Sensitivity Analysis and Validation of the Intelligent Assembly Process for Permanent Magnet Rotors with the Balancing Grade G 2.5

Abstract

An increased range of electric vehicles not only sets high demand to the chosen concept for energy storage but also implies that electric motors with high power-to-weight ratio need to be employed. A possible approach for weight reduction in a permanent magnet synchronous machine is an intelligent assembly of the rotor components followed by a positive balancing process. This approach allows to predict and minimize the rotor unbalance, resulting in a reduction in size of balancing discs that can account for up to 10% of the rotor mass. A higher potential in reduction of the rotor mass lies in the ability to dispense entirely with balancing discs and the subsequent balancing process.

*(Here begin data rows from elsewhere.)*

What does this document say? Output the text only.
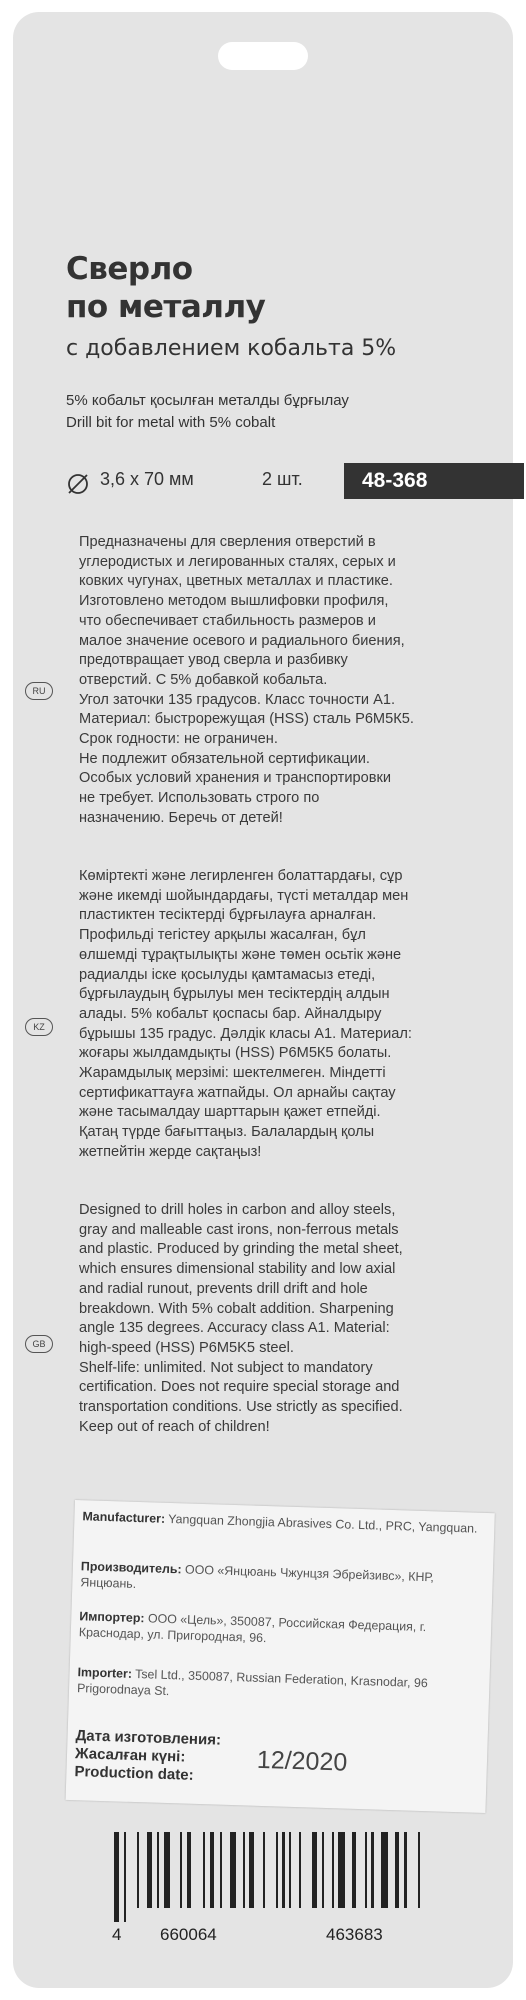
Сверло
по металлу
с добавлением кобальта 5%
5% кобальт қосылған металды бұрғылау
Drill bit for metal with 5% cobalt
3,6 х 70 мм	2 шт.	48-368

Предназначены для сверления отверстий в
углеродистых и легированных сталях, серых и
ковких чугунах, цветных металлах и пластике.
Изготовлено методом вышлифовки профиля,
что обеспечивает стабильность размеров и
малое значение осевого и радиального биения,
предотвращает увод сверла и разбивку
отверстий. С 5% добавкой кобальта.
Угол заточки 135 градусов. Класс точности А1.
Материал: быстрорежущая (HSS) сталь Р6М5К5.
Срок годности: не ограничен.
Не подлежит обязательной сертификации.
Особых условий хранения и транспортировки
не требует. Использовать строго по
назначению. Беречь от детей!

RU

Көміртекті және легирленген болаттардағы, сұр
және икемді шойындардағы, түсті металдар мен
пластиктен тесіктерді бұрғылауға арналған.
Профильді тегістеу арқылы жасалған, бұл
өлшемді тұрақтылықты және төмен осьтік және
радиалды іске қосылуды қамтамасыз етеді,
бұрғылаудың бұрылуы мен тесіктердің алдын
алады. 5% кобальт қоспасы бар. Айналдыру
бұрышы 135 градус. Дәлдік класы А1. Материал:
жоғары жылдамдықты (HSS) Р6М5К5 болаты.
Жарамдылық мерзімі: шектелмеген. Міндетті
сертификаттауға жатпайды. Ол арнайы сақтау
және тасымалдау шарттарын қажет етпейді.
Қатаң түрде бағыттаңыз. Балалардың қолы
жетпейтін жерде сақтаңыз!

KZ

Designed to drill holes in carbon and alloy steels,
gray and malleable cast irons, non-ferrous metals
and plastic. Produced by grinding the metal sheet,
which ensures dimensional stability and low axial
and radial runout, prevents drill drift and hole
breakdown. With 5% cobalt addition. Sharpening
angle 135 degrees. Accuracy class A1. Material:
high-speed (HSS) P6M5K5 steel.
Shelf-life: unlimited. Not subject to mandatory
certification. Does not require special storage and
transportation conditions. Use strictly as specified.
Keep out of reach of children!

GB
Manufacturer: Yangquan Zhongjia Abrasives Co. Ltd., PRC, Yangquan.
Производитель: ООО «Янцюань Чжунцзя Эбрейзивс», КНР, Янцюань.
Импортер: ООО «Цель», 350087, Российская Федерация, г. Краснодар, ул. Пригородная, 96.
Importer: Tsel Ltd., 350087, Russian Federation, Krasnodar, 96 Prigorodnaya St.
Дата изготовления:
Жасалған күні:
Production date:	12/2020
4 660064	463683
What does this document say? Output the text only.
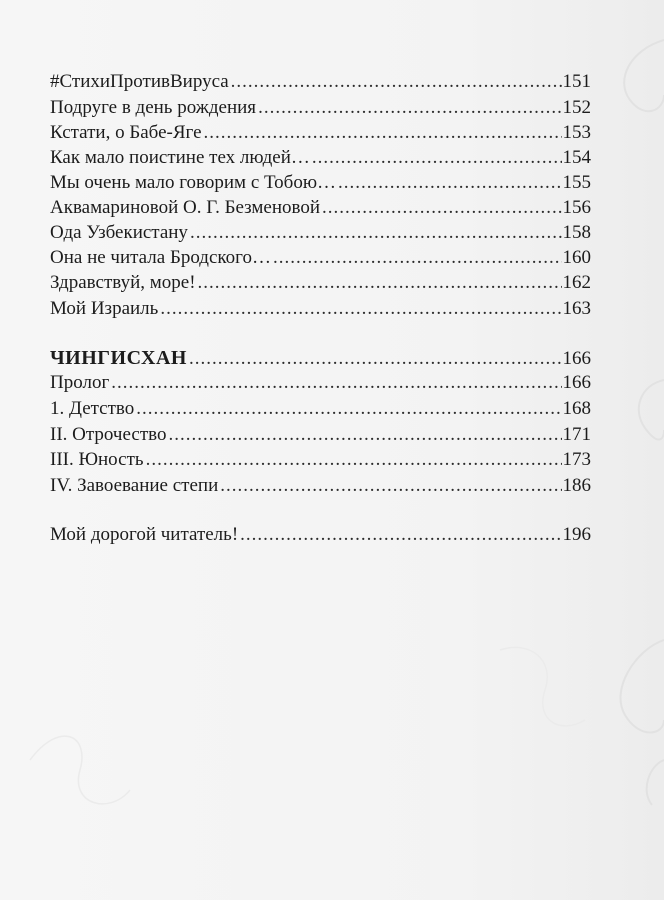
#СтихиПротивВируса .....	151
Подруге в день рождения .....	152
Кстати, о Бабе-Яге .....	153
Как мало поистине тех людей… .....	154
Мы очень мало говорим с Тобою… .....	155
Аквамариновой О. Г. Безменовой .....	156
Ода Узбекистану .....	158
Она не читала Бродского… .....	160
Здравствуй, море! .....	162
Мой Израиль .....	163
ЧИНГИСХАН .....	166
Пролог .....	166
1. Детство .....	168
II. Отрочество .....	171
III. Юность .....	173
IV. Завоевание степи .....	186
Мой дорогой читатель! .....	196
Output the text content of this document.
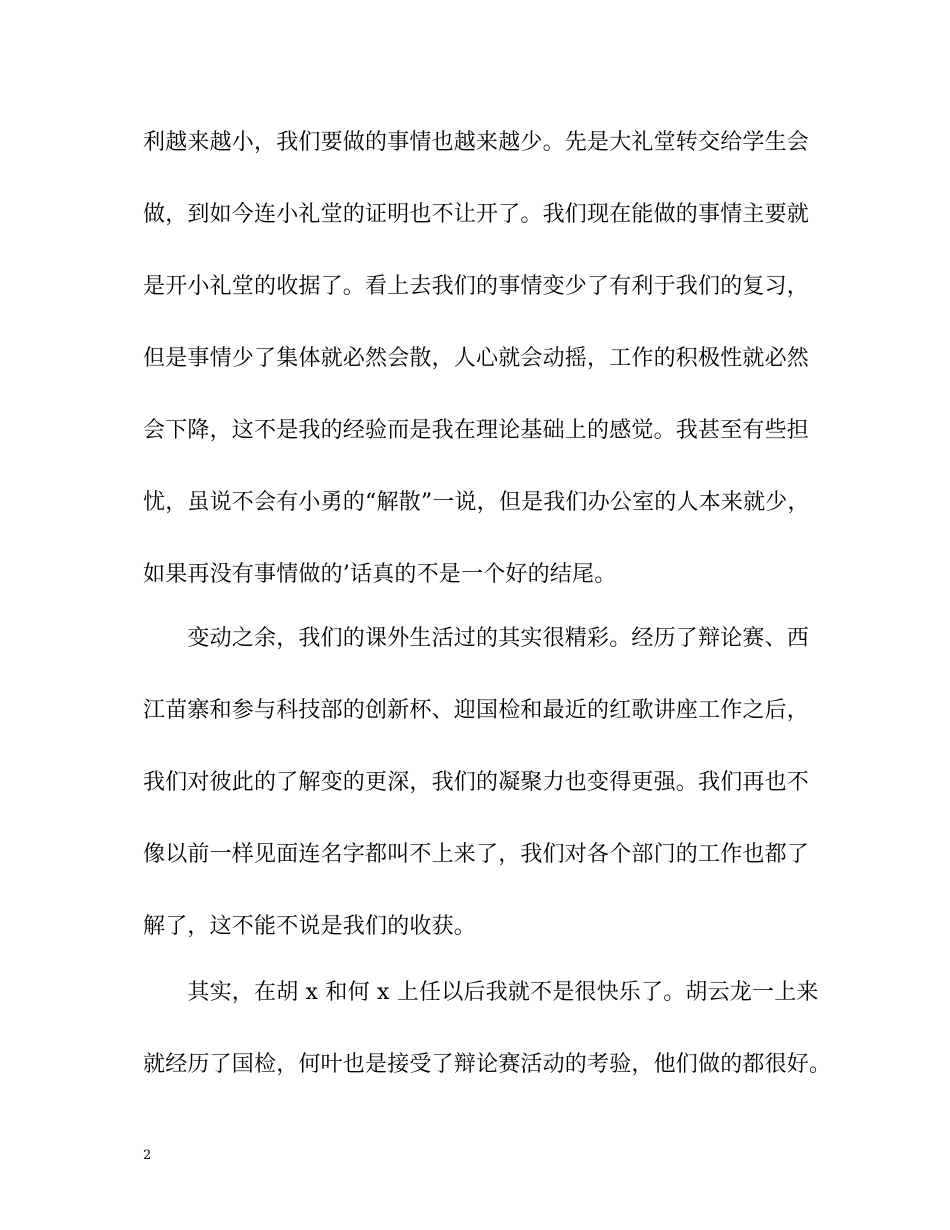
利越来越小，我们要做的事情也越来越少。先是大礼堂转交给学生会
做，到如今连小礼堂的证明也不让开了。我们现在能做的事情主要就
是开小礼堂的收据了。看上去我们的事情变少了有利于我们的复习，
但是事情少了集体就必然会散，人心就会动摇，工作的积极性就必然
会下降，这不是我的经验而是我在理论基础上的感觉。我甚至有些担
忧，虽说不会有小勇的“解散”一说，但是我们办公室的人本来就少，
如果再没有事情做的’话真的不是一个好的结尾。
　　变动之余，我们的课外生活过的其实很精彩。经历了辩论赛、西
江苗寨和参与科技部的创新杯、迎国检和最近的红歌讲座工作之后，
我们对彼此的了解变的更深，我们的凝聚力也变得更强。我们再也不
像以前一样见面连名字都叫不上来了，我们对各个部门的工作也都了
解了，这不能不说是我们的收获。
　　其实，在胡 x 和何 x 上任以后我就不是很快乐了。胡云龙一上来
就经历了国检，何叶也是接受了辩论赛活动的考验，他们做的都很好。
2
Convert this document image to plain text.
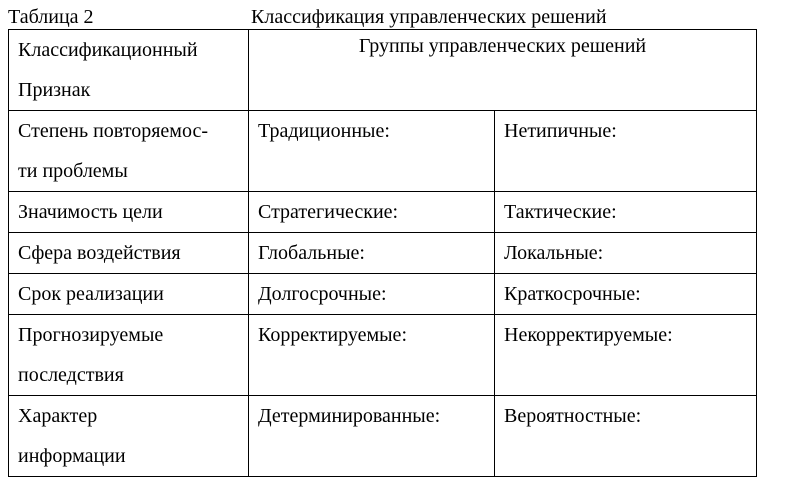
Таблица 2	Классификация управленческих решений
Классификационный
Признак	Группы управленческих решений	

Степень повторяемос-
ти проблемы	Традиционные:	Нетипичные:

Значимость цели	Стратегические:	Тактические:

Сфера воздействия	Глобальные:	Локальные:

Срок реализации	Долгосрочные:	Краткосрочные:

Прогнозируемые
последствия	Корректируемые:	Некорректируемые:

Характер
информации	Детерминированные:	Вероятностные:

This paper analyses whether a balancing grade of G 2.5 can be achieved through intelligent assembly. In a first step, the required measuring and mounting steps are presented. Possible measuring and mounting uncertainties are identified and quantified through literature, simulation and experimental results, allowing a sensitivity analysis of the entire process chain. The results of this analysis are used to identify the measuring and mounting steps with the highest influence on the deviation between an expected and measured rotor unbalance. For magnet assembly, a good model validity is achieved. Errors in perpendicularity between lamination stacks and shafts are found to have a high influence on the reachable rotor unbalance and therefore offer room for further improvement of the approach.